Whiting, Oasis to merge

March 7, 2022
Whiting Petroleum and Oasis Petroleum have agreed to merge to create an oil producer with a Williston basin acreage position of 972,000 net acres across North Dakota and Montana and combined fourth-quarter 2021 production of 167,800 boe/d.

Whiting Petroleum Corp. and Oasis Petroleum Inc. have agreed to merge to create an oil producer with a Williston basin acreage position of 972,000 net acres across North Dakota and Montana and combined fourth-quarter 2021 production of 167,800 boe/d (3-stream, 97,300 b/d oil).

The combine will be based in Houston, retain an office in Denver "for the foreseeable future," and will operate under a new name, yet to be disclosed.
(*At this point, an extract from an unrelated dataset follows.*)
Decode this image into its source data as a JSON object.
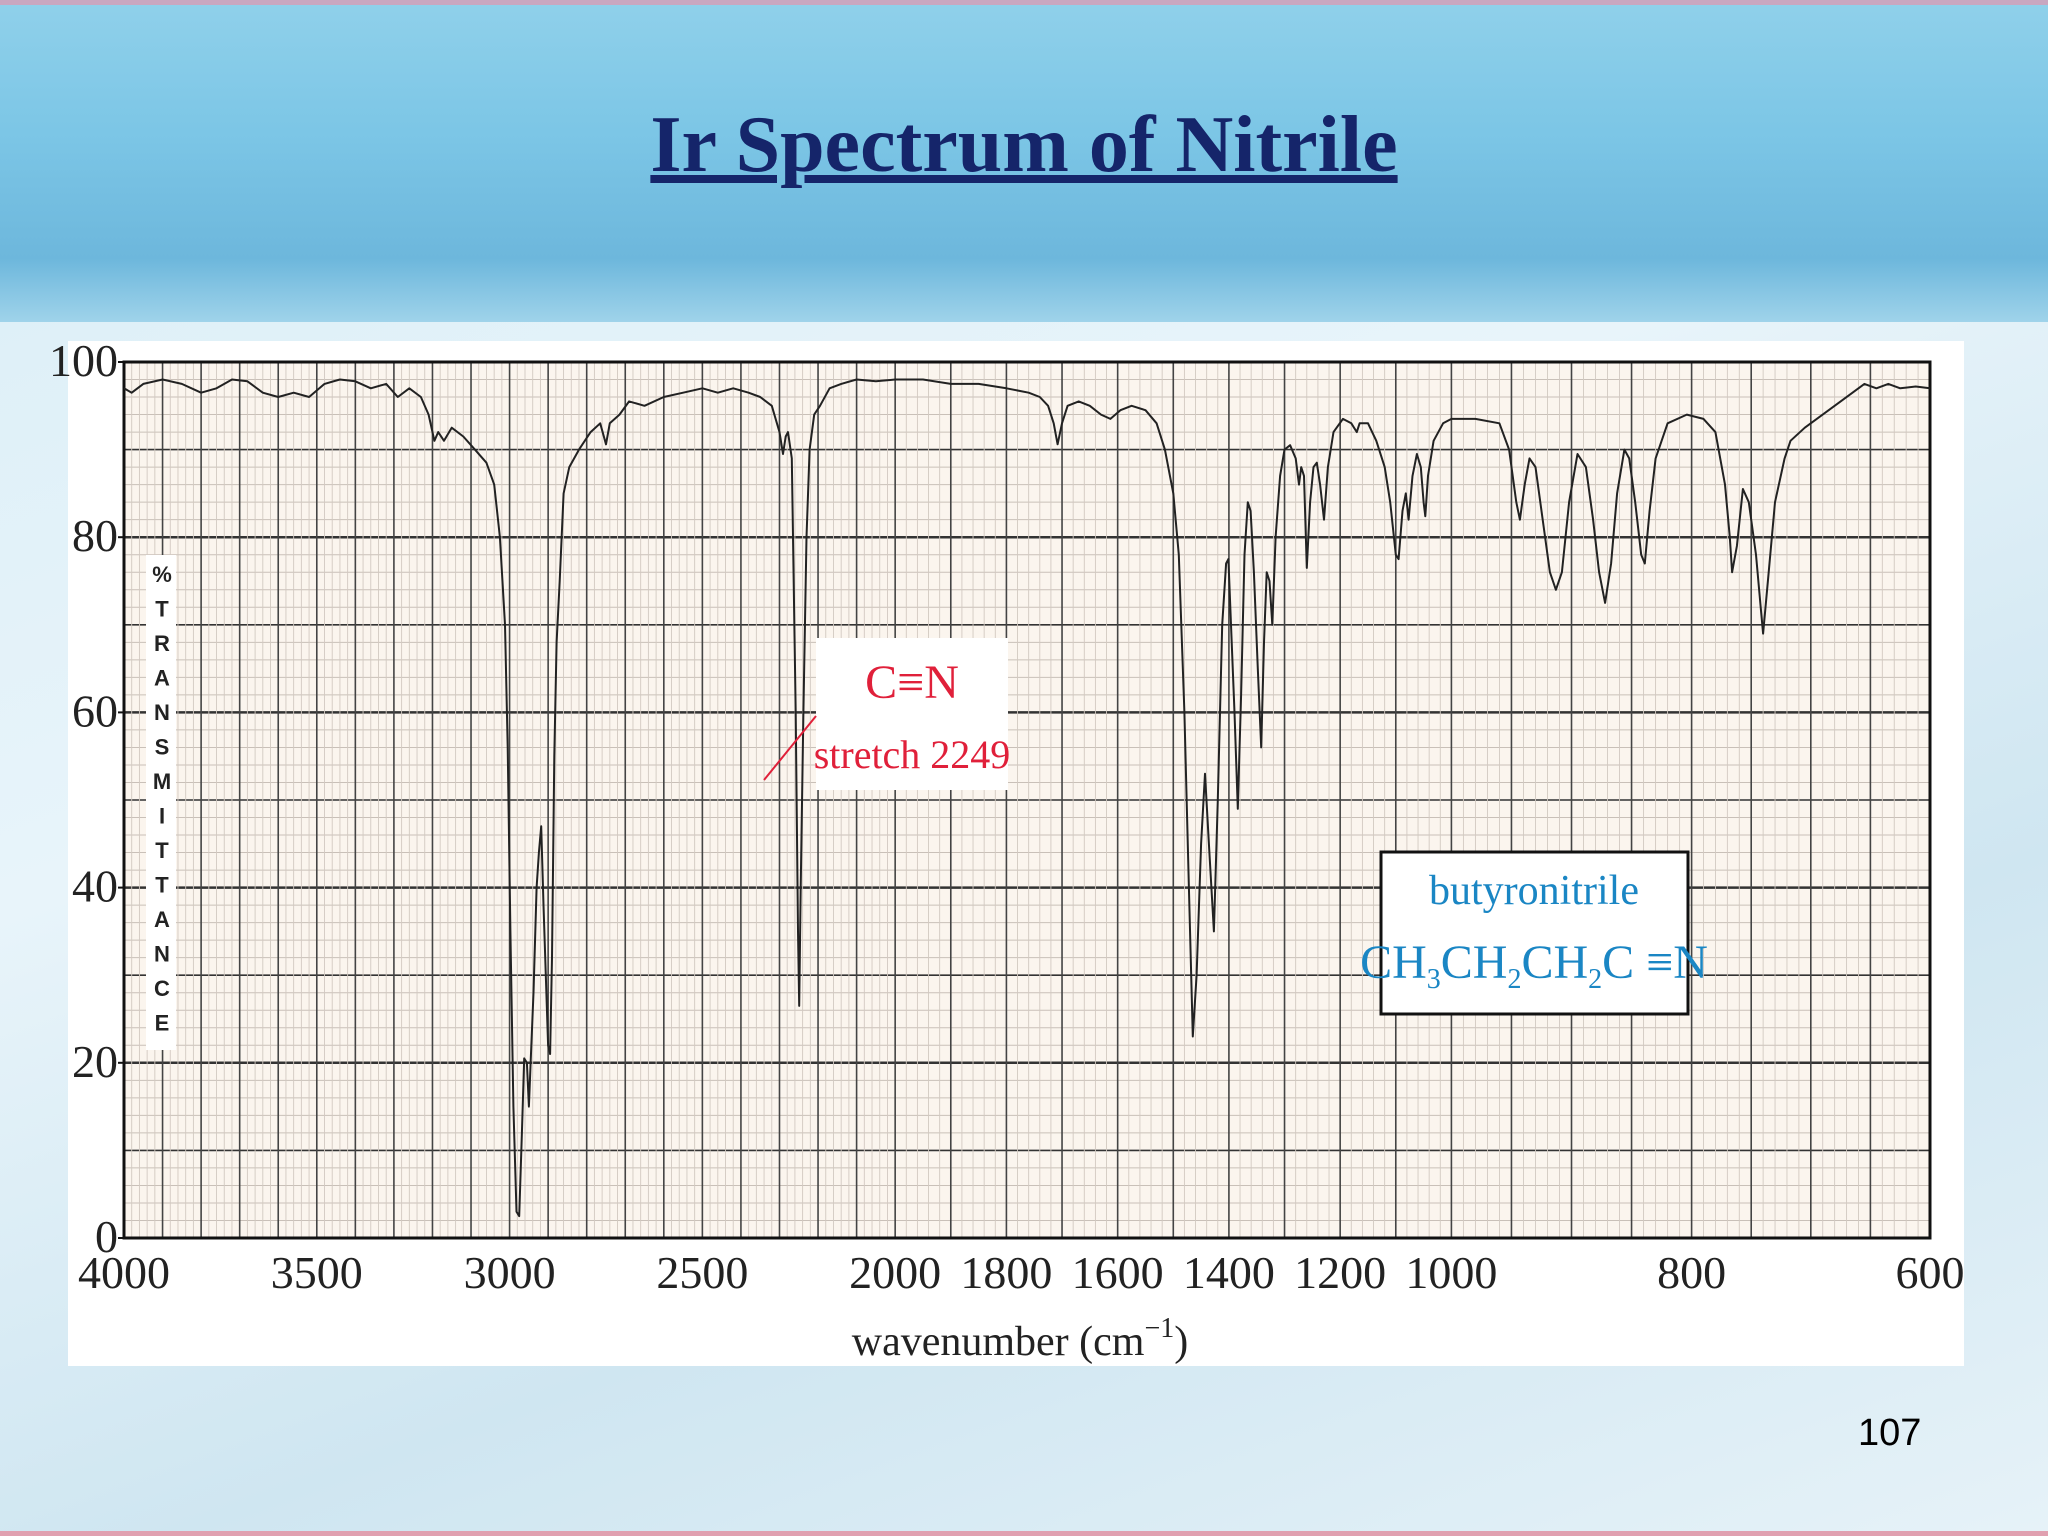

Lynn Peterson, Whiting’s president and chief executive officer, will serve as executive chair of the board of the combined company. Danny Brown, Oasis’ chief executive officer, will serve as president and chief executive officer and as a member of the board.

In 2022, the combine expects to produce 164,000-169,000 boe/d and generate $1.2 billion of free cash flow and a reinvestment rate below 40% at $85/bbl WTI and $3.50/MMbtu NYMEX gas with investment of $655-695 million. The combine plans to run four rigs and target 108-110 gross operated well completions with a focus on South Nesson, Sanish, Indian Hills/City of Williston, FBIR, Foreman Butte, and Cassandra areas. 

Administrative and operational cost synergies of $65 million on an annual basis are expected by second-half 2023.

Upon closing, expected in this year's second half, the board of directors will consist of 10 directors, comprising four independent directors from the current Whiting board, as well as Peterson, and four independent directors from the current Oasis board, along with Brown.

The remainder of the company’s leadership team includes Michael Lou, Oasis’ chief financial officer, Chip Rimer, Whiting’s chief operating officer, and Scott Regan, Whiting’s general council, who will serve in their respective capacities in the combined company.

Under terms of the agreement, Whiting shareholders will receive 0.5774 shares of Oasis common stock and $6.25 in cash for each share of Whiting common stock owned. Oasis shareholders will receive a special dividend of $15.00/share. The combined company will have an enterprise value of about $6.0 billion. Whiting shareholders will own about 53% and Oasis shareholders will own about 47% of the combined company on a fully diluted basis.